Re: [PATCH RFC 0/8] fs: support freeze/thaw/mark_dead/sync with shared devices

From: Gao Xiang

Date: Tue Jun 02 2026 - 12:21:02 EST


Hi,

On 2026/6/2 18:10, Christian Brauner wrote:
Note, this is on the border between RFC/POC and so I haven't pushed this
through testing yet. But I don't want to waste more time on this before
showing it.

I surveyed various fs implementations because I want the ability to
extend userspace the ability to manage what devices can be onlined in a
centralized way without having to force every fs to care about this.

I realized that erofs allows sharing block devices with multiple
superblocks. Any freeze, thaw, removal, or sync on those devices will
not be communicated to the superblocks using it and our current
infrastructure is unable to deal with this.

This attempts to add the ability to go from device number to all the
superblock using that device, iterate through them one-by-one and
perform actions on them. For most fses this is a 1:1 mapping but for
erofs its a 1:many mapping.

This is not unreasonable infastructure to support in my opinion. I
played around with some ideas for this and I want to send out an RFC to
gather some early input.

Yes, just a side note: On the erofs side, since we apply immutable
model to each filesystems rather than writable filesystem approaches
so inode data (in devices or files) can be shared among multiple
different filesystems without any reference count needs for example
(in the similar models: any write needs to be COWed using overlayfs
for example.), so blob devices are 1:many shared mapping by design.
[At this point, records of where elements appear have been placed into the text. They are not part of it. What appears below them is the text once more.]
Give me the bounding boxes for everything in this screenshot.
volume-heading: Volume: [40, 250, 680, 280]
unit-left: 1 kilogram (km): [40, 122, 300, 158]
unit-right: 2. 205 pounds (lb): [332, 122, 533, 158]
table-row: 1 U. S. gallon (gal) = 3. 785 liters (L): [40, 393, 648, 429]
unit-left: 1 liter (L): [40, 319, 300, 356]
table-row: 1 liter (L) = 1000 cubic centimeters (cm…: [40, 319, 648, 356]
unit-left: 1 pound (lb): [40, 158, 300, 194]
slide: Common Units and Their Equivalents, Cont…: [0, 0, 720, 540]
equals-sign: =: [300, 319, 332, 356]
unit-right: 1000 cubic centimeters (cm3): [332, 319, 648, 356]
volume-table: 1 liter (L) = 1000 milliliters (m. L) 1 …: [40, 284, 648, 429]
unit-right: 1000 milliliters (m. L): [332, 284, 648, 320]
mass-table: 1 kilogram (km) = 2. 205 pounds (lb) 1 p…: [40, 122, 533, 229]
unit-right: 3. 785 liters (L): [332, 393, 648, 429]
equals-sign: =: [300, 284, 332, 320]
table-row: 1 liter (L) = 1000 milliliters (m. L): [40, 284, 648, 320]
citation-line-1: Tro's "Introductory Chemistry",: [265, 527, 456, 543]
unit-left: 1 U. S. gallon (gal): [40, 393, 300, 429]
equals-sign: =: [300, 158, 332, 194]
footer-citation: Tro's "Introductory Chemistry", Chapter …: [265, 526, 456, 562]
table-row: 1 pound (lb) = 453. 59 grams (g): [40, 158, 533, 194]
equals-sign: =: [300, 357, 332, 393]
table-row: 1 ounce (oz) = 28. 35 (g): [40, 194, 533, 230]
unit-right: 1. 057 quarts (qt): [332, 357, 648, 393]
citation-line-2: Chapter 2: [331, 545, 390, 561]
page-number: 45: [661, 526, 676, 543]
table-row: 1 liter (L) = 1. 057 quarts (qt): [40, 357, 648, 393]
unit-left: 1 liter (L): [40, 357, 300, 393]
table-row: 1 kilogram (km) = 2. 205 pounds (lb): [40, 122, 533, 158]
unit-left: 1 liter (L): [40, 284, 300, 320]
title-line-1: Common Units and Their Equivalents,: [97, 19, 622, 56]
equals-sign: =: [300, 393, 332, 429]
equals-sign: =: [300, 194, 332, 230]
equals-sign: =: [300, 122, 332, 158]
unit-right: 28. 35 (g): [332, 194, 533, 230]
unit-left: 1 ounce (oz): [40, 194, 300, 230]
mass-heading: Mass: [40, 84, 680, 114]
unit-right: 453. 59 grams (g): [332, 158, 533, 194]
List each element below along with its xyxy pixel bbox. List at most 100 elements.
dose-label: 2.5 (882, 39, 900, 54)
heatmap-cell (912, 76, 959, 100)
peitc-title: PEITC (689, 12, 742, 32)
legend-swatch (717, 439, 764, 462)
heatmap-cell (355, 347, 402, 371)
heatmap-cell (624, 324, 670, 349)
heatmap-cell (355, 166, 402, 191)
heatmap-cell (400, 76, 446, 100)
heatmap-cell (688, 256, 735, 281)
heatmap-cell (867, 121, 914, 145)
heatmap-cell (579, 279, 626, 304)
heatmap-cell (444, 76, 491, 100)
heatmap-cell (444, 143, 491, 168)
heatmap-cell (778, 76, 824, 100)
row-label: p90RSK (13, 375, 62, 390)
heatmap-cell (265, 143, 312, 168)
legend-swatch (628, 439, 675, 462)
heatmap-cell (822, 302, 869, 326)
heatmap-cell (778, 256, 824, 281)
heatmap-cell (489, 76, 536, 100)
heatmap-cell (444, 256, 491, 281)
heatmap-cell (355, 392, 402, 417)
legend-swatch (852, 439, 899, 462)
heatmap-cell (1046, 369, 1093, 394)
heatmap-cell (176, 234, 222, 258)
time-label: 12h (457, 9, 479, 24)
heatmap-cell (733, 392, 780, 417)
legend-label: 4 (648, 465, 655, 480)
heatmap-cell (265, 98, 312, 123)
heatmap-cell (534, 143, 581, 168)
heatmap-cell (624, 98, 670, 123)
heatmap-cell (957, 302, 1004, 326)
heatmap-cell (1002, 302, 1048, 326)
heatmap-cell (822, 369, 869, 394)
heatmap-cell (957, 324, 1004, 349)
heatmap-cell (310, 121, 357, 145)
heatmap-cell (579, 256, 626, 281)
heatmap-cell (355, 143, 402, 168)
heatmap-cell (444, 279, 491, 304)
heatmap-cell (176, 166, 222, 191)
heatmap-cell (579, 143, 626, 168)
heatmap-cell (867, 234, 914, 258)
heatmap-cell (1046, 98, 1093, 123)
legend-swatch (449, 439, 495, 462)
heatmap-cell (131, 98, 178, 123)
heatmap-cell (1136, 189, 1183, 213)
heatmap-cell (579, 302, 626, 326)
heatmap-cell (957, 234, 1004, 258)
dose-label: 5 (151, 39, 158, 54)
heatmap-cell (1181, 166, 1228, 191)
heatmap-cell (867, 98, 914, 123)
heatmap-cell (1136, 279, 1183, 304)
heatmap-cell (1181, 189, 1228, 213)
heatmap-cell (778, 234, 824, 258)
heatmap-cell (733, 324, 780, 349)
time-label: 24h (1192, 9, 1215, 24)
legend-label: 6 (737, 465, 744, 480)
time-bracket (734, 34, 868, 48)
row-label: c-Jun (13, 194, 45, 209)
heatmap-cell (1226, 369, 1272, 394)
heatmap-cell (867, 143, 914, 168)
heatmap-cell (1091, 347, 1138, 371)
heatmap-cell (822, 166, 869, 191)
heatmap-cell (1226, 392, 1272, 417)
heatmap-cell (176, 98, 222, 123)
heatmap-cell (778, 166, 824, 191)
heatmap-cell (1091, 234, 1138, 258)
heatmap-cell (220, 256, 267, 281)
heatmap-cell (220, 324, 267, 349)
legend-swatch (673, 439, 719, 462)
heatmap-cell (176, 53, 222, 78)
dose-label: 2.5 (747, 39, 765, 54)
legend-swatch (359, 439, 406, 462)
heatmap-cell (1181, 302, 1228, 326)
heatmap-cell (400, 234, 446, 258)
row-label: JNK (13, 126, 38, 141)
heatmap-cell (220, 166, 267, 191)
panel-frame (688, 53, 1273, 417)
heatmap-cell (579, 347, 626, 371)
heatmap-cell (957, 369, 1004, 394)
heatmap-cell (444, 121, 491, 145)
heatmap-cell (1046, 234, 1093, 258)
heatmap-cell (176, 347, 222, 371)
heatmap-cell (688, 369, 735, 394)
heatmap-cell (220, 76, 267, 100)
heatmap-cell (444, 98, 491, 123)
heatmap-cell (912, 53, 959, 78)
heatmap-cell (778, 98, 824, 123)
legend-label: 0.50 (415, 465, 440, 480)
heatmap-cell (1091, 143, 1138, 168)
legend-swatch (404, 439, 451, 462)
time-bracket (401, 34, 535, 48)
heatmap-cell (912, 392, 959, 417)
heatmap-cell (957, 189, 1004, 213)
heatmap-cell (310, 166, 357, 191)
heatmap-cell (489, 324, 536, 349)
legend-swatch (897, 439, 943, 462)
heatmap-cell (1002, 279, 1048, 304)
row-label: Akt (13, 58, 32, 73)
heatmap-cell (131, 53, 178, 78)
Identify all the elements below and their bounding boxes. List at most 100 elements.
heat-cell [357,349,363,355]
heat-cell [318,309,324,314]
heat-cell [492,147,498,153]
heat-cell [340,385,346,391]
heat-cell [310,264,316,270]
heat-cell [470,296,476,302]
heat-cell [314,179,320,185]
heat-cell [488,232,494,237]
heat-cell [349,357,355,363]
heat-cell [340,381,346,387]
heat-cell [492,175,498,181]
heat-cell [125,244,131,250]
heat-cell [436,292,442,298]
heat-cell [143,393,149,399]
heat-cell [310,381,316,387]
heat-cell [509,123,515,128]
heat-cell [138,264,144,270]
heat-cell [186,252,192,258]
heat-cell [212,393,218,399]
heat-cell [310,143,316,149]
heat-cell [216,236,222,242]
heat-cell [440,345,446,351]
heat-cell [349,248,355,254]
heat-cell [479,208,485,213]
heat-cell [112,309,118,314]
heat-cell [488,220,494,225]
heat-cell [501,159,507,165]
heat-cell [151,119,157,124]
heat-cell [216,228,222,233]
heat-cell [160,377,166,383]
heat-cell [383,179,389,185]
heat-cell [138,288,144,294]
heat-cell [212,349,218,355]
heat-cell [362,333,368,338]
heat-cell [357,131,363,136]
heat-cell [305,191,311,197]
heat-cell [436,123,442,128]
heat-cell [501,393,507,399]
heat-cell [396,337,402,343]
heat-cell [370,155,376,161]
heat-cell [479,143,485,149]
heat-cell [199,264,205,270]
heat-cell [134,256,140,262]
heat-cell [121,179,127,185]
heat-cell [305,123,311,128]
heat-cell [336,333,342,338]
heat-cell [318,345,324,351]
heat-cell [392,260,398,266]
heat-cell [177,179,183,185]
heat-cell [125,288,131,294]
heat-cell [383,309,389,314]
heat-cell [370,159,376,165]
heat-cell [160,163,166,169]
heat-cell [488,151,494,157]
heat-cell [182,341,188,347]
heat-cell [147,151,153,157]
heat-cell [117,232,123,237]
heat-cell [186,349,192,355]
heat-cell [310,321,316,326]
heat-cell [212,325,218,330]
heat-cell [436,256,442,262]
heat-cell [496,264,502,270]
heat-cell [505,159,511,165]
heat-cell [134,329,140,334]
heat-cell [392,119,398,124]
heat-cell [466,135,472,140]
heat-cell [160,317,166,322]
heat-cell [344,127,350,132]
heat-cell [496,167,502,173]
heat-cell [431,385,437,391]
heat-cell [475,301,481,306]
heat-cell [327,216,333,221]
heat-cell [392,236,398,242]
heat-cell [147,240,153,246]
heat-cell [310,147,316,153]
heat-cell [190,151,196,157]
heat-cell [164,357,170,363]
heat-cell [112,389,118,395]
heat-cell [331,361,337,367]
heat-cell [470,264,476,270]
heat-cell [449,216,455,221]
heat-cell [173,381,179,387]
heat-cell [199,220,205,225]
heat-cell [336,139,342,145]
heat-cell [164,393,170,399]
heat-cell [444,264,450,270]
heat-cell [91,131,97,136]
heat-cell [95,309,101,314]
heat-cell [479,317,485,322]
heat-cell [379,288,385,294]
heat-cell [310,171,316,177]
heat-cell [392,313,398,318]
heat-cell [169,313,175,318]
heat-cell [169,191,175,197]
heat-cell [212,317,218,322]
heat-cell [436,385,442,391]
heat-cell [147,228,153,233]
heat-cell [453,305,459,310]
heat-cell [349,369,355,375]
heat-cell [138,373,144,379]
One typical example is that we could convert each OCI tar layer
into an erofs blob, and use a metadata-only erofs to index these
converted erofs blobs so there is only one filesystem instead of
per-layer filesystems (it's called fsmerge in the containerd
implementation.), but each converted erofs blob can be shared
among different filesystems.

Another example is incremental diff updates, the primary device
can only contain incremental data and refer to the base image for
the remaining data; and base image can be shared too.

Thanks,
Gao Xiang